Journalism.co.uk has lined up a host of great trainers for our short courses covering social media, online marketing, customer magazines and data journalism for journalists and other communications professionals.

Freelance journalist and digital pioneer Kevin Anderson is lined up to take our one-day course on data-driven journalism, which will look at how to deal with complex data to create stories and find leads.

In the next in our series of interviews with the trainers, Journalism.co.uk finds out more about Anderson's experience working with data and digital media.

How long have you been working in journalism and when did you start getting excited about using data in your work?

I got my first job in journalism late in 1994 working as the regional reporter for a small newspaper in western Kansas. I covered everything from presidential campaigns to tornadoes. Presidential candidates Bob Dole and Arlen Specter were from a small oil town 30 minutes east, and being in tornado alley meant storm chasing.

I started working online in 1996 as an internet news editor for a local television station in Kalamazoo Michigan. A year later, I moved across the state to work for regional news site, MLive.com. I worked for the newspaper division of Advance Internet, which Jeff Jarvis headed at the time. Yes, that Jeff Jarvis.

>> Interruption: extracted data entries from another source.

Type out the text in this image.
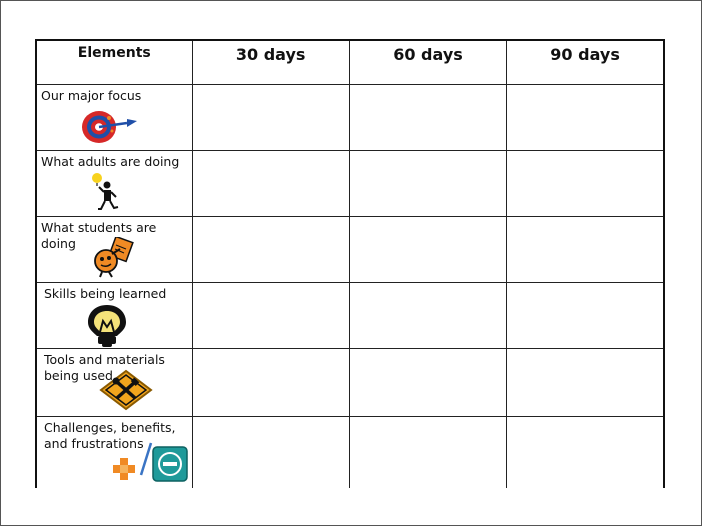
Elements	30 days	60 days	90 days

Our major focus			

What adults are doing			

What students are doing			

Skills being learned			

Tools and materials being used			

Challenges, benefits, and frustrations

While at MLive.com, I worked on my first data project. In 1998, we tried to measure how responsive state legislators were to email. Our users could type in their postal code, find their legislators and find out whether they responded to email and how they responded. That summer, I went to the NICAR conference, the National Institute for Computer Assisted Reporting. In 1998, journalists were already using spreadsheets and databases to analyse complex stories and the mountains of data that governments were creating.

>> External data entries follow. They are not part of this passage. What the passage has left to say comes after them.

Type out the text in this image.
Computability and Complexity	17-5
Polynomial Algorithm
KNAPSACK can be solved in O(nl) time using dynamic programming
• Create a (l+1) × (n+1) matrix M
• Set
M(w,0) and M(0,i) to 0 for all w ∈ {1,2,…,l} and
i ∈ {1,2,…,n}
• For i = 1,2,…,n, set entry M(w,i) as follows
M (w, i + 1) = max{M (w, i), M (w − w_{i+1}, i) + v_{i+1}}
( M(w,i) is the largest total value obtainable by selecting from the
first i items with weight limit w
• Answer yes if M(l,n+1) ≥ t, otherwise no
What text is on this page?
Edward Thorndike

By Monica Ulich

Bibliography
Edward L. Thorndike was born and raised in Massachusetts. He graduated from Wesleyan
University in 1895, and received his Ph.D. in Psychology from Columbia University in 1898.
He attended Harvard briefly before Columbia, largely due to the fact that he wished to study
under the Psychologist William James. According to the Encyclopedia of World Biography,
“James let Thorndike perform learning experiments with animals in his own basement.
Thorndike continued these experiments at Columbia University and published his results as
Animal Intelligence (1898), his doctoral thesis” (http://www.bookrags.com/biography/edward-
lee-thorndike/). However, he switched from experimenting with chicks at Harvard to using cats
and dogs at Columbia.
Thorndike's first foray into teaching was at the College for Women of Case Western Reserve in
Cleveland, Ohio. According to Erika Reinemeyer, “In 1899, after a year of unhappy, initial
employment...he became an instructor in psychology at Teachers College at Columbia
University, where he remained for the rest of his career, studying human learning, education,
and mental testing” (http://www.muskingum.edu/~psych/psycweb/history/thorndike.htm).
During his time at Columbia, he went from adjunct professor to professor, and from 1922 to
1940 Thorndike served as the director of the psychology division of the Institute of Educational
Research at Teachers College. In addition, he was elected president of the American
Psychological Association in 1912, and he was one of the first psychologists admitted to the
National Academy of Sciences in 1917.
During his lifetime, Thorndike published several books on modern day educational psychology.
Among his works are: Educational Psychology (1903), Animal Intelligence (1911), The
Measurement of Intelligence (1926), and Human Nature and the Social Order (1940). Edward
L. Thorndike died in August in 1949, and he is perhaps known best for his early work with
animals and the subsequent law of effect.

What's the main challenge for journalists face when they start using data for their work?

These days the main challenge is time. We're all being asked to do more with less. Of course, with less time, it makes it even more difficult when government agencies release data 'locked' in PDF files. Fortunately, that's becoming less common.

I think the other challenge is to localise data. National data sometimes doesn't give the full picture on a local level.

What's your favourite tool/website for data journalism?
My favourite tool right now is a mix of spreadsheets on Google Docs with services like Mapalist.com and Zeemaps.com. You can use existing data or easily set up a web form to collect data. Mapalist.com links directly to your Google Docs account so that you can map any spreadsheet with location data. Zeemaps.com allows you to map several data sets, customising the pins and even allow people to add their own data. I recently did training in Norway. An editor there was able to map 7,000 crime records in minutes. (Well, he uploaded the data in minutes. It took a while longer for the site to process it.) Google Docs and these services are great tools for mapping data. They are fast and easy to understand.